Thursday, August 23, 2007

How Much Of The Gospel Do You Want to Buy?

I was looking around the internet and came across this:

From D. A. Carson's Basics for Believers: An Exposition of Philippians:

I would like to buy about three dollars worth of gospel, please.

Not too much – just enough to make me happy, but not so much that I get addicted.

I don’t want so much gospel that I learn to really hate covetousness and lust.

I certainly don’t want so much that I start to love my enemies, cherish self-denial, and contemplate missionary service in some alien culture.

I want ecstasy, not repentance;

I want transcendence, not transformation.

I would like to be cherished by some nice, forgiving, broad-minded people, but I myself don’t want to love those from different races – especially if they smell.

I would like enough gospel to make my family secure and my children well behaved, but not so much that I find my ambitions redirected or my giving too greatly enlarged.

I would like about three dollars worth of the gospel, please. (pp. 12-13)
Ray Van Neste comments:
This is piercing application. I am cut to the quick. I know the approach to life he is satirizing not simply by looking out at others but by looking within. I need to hear this word again. And, how we need this word in our churches! All too easily we warp the gospel into a way for securing the ‘good life’ for ourselves. . . . Brothers, we must preach this searching point. Many will be entirely content for us to “do our sermon”, but when you begin to press the call of the gospel to shape our lives, rebuke our sin, calling for repentance many will rebel. But without this we have failed to discharge our ministries (Col 4:17). Without this we are mere hirelings awaiting rebuke from the Master on the final day. There is no discount version of the Gospel. It is all or nothing. Let us wield the searching sword of the Spirit (Heb 4:12) as those who have first been pierced by it.

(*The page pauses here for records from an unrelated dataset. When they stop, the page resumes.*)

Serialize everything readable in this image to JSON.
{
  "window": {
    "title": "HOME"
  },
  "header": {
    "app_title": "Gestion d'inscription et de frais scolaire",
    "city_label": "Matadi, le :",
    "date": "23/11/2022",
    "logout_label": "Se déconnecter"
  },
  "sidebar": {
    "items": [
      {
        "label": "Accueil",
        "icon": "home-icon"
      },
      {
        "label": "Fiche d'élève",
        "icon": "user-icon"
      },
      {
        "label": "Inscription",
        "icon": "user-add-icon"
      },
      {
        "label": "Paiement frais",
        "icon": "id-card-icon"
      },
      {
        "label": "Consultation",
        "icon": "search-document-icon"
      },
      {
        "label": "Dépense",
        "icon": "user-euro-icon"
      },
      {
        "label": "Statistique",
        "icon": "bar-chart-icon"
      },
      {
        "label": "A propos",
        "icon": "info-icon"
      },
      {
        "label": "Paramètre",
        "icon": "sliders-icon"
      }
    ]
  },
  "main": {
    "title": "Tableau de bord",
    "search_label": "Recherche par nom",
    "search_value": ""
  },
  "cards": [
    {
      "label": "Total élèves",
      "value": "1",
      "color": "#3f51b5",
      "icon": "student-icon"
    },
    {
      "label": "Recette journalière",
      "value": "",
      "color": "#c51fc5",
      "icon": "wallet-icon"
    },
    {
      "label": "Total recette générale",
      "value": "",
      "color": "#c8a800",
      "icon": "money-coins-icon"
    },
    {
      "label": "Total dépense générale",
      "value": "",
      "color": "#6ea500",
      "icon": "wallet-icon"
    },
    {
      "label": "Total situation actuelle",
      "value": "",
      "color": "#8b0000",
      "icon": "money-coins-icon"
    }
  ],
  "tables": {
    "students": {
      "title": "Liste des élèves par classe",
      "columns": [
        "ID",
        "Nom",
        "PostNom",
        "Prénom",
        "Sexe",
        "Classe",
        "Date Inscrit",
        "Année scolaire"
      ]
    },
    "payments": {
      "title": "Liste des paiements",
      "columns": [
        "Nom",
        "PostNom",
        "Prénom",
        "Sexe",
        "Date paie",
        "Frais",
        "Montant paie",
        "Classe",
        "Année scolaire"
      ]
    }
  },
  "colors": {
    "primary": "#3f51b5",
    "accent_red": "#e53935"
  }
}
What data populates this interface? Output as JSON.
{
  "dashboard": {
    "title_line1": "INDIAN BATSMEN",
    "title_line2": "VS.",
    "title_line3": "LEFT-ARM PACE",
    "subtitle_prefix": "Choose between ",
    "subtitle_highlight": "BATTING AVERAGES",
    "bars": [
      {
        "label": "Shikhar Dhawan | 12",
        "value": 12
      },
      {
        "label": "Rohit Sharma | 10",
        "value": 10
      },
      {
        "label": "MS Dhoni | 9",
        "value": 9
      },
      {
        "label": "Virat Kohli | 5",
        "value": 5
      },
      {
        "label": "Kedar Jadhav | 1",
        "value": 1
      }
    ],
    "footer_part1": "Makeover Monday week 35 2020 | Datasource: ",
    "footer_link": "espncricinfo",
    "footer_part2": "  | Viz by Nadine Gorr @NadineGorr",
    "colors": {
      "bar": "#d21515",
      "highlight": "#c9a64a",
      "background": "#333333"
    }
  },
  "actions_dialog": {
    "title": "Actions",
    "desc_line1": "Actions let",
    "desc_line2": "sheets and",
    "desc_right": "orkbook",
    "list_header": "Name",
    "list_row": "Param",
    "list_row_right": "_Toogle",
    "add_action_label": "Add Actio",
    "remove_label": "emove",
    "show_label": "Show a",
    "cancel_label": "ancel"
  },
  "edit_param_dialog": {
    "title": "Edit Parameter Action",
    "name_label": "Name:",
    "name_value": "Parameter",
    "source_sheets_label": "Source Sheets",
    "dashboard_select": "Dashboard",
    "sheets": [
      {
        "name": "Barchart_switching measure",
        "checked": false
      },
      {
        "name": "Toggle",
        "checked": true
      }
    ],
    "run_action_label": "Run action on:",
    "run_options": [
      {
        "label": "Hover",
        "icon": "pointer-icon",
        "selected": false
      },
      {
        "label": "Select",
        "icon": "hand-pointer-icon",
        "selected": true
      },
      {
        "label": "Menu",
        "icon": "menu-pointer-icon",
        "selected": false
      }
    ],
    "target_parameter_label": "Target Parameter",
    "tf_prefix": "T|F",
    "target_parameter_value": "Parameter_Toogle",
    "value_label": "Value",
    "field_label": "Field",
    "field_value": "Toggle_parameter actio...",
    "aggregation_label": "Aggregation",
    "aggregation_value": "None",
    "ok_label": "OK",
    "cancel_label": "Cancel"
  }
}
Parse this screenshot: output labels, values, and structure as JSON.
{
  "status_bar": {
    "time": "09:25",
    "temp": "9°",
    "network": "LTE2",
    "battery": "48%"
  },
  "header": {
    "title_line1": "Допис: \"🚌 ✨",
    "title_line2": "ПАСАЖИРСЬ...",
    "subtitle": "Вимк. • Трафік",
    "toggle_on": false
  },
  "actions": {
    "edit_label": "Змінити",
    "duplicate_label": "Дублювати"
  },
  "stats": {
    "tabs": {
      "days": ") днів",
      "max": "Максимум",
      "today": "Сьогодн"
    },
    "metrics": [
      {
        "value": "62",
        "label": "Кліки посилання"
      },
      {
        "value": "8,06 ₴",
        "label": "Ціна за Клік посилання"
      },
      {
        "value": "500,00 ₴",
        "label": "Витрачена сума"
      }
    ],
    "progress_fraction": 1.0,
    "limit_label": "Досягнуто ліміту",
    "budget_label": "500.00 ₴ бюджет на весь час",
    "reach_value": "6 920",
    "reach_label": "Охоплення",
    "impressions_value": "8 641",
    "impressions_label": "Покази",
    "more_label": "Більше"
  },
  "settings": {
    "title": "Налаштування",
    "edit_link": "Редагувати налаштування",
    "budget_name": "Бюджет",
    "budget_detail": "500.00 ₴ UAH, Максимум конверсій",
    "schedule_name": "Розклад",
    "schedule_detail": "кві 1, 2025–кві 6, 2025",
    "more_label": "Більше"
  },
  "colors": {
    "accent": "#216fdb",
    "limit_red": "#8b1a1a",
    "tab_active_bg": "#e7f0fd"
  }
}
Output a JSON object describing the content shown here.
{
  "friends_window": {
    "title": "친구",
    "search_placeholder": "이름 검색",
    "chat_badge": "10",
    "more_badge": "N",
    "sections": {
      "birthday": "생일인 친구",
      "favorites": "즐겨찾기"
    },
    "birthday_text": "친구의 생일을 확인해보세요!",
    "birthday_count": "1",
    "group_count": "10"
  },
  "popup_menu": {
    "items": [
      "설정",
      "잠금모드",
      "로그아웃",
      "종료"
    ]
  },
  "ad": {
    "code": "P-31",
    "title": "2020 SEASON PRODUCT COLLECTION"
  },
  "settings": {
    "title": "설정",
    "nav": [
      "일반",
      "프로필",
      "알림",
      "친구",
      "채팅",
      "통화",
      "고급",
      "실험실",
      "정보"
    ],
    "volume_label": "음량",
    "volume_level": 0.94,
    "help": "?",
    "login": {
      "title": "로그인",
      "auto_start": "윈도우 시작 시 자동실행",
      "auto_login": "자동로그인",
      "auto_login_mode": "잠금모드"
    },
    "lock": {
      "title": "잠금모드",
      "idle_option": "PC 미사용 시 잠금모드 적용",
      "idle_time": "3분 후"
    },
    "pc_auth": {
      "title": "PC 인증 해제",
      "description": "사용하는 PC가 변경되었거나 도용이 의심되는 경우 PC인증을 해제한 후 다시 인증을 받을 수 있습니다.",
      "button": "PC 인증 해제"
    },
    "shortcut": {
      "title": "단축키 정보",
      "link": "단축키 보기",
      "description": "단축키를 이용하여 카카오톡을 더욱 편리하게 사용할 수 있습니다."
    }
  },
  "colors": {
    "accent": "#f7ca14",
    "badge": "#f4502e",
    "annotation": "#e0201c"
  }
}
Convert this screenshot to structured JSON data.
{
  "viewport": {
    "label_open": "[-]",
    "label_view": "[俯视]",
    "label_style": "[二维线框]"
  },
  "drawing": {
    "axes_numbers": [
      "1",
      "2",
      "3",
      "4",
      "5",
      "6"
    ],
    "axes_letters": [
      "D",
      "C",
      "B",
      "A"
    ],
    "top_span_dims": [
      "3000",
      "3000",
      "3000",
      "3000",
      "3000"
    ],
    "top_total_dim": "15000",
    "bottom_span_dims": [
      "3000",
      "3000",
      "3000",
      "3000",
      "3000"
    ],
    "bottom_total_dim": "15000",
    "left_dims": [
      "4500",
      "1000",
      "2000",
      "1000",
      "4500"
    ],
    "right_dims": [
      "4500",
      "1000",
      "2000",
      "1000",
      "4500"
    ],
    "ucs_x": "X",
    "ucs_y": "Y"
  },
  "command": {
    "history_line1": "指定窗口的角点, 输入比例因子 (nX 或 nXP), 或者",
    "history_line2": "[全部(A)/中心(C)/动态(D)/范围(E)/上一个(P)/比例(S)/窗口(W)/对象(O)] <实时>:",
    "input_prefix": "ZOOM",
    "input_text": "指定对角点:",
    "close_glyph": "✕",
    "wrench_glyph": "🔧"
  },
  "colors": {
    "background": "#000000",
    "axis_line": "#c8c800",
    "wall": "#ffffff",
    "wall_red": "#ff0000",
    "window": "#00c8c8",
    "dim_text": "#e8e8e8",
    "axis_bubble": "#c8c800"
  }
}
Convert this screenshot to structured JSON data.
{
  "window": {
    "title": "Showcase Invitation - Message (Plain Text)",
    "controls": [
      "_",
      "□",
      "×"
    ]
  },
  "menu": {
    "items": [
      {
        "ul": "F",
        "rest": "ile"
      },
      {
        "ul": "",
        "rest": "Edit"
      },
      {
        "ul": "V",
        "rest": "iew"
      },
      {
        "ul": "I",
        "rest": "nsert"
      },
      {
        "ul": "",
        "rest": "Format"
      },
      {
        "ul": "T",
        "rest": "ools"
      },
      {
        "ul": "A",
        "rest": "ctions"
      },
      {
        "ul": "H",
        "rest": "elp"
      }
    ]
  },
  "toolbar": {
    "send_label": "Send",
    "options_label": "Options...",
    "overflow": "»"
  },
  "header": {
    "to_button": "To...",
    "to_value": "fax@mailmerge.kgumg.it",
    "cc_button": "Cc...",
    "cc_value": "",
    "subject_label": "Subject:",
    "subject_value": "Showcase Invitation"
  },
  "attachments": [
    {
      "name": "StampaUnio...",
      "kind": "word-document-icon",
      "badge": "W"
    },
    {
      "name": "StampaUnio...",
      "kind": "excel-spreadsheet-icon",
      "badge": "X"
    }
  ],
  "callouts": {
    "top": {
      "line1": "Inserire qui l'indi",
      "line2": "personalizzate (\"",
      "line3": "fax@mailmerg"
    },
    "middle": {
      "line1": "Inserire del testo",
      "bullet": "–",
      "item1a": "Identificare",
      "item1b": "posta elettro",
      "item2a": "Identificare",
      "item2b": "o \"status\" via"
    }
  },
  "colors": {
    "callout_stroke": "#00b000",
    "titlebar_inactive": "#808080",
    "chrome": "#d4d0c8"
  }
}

I am blown away at these quotes because I am guilty of only wanting $3 worth of the gospel. We Christians, for some reason, do not want the full nature of the gospel. We do not want to be free, we want to be just free enough.

I cannot thank Steve Brown enough for showing me that I have been living on $3 dollars worth of the gospel for far too long. I was striving for perfectionism through working to become a better Christian instead of resting in Jesus. I wanted to be able to say I've never done this or said that. I wanted to be able to point to myself and say that I was better than most Christians. I was prideful and did not fully understand the gospel.

My wife, Melissa, tells me that I need to be more specific and give examples of the theological concepts that I state, so that people will understand what it looks like to live them out. I want to attempt to show how we may live on more than $3 dollars worth of the gospel.
1. Those whom God has forgiven and accepted into his family, we should accept and fellowship with as family, even if they believe differently than we do about baptism, Calvinism, the gifts, or differing systematic theologies.

2. There is no more condemnation to those that are in Christ Jesus! That means we are all sinners and we should be able to confess our sins to one another without fear. Sovereign Grace's Care Groups are to me the Gospel lived out in the real world.

3. Forgiving others and being able to admit your wrong or could be in the wrong without fear of not being seen as a "good" Christian is truly living in the wealth of the gospel.
This is what God has been teaching me lately by better understanding the gospel. I am learning that it is harder to live free because it forces you to rest in the gospel and in Christ's obedience not your own. It is hard work living free and resting in the Gospel, yet, I am beginning to taste and see the Joy of the Lord in ways I never had.

"If the Son has set you free, you are free indeed" (John 8:36)

Infinite Gospel is infinitely better than $3 dollars worth!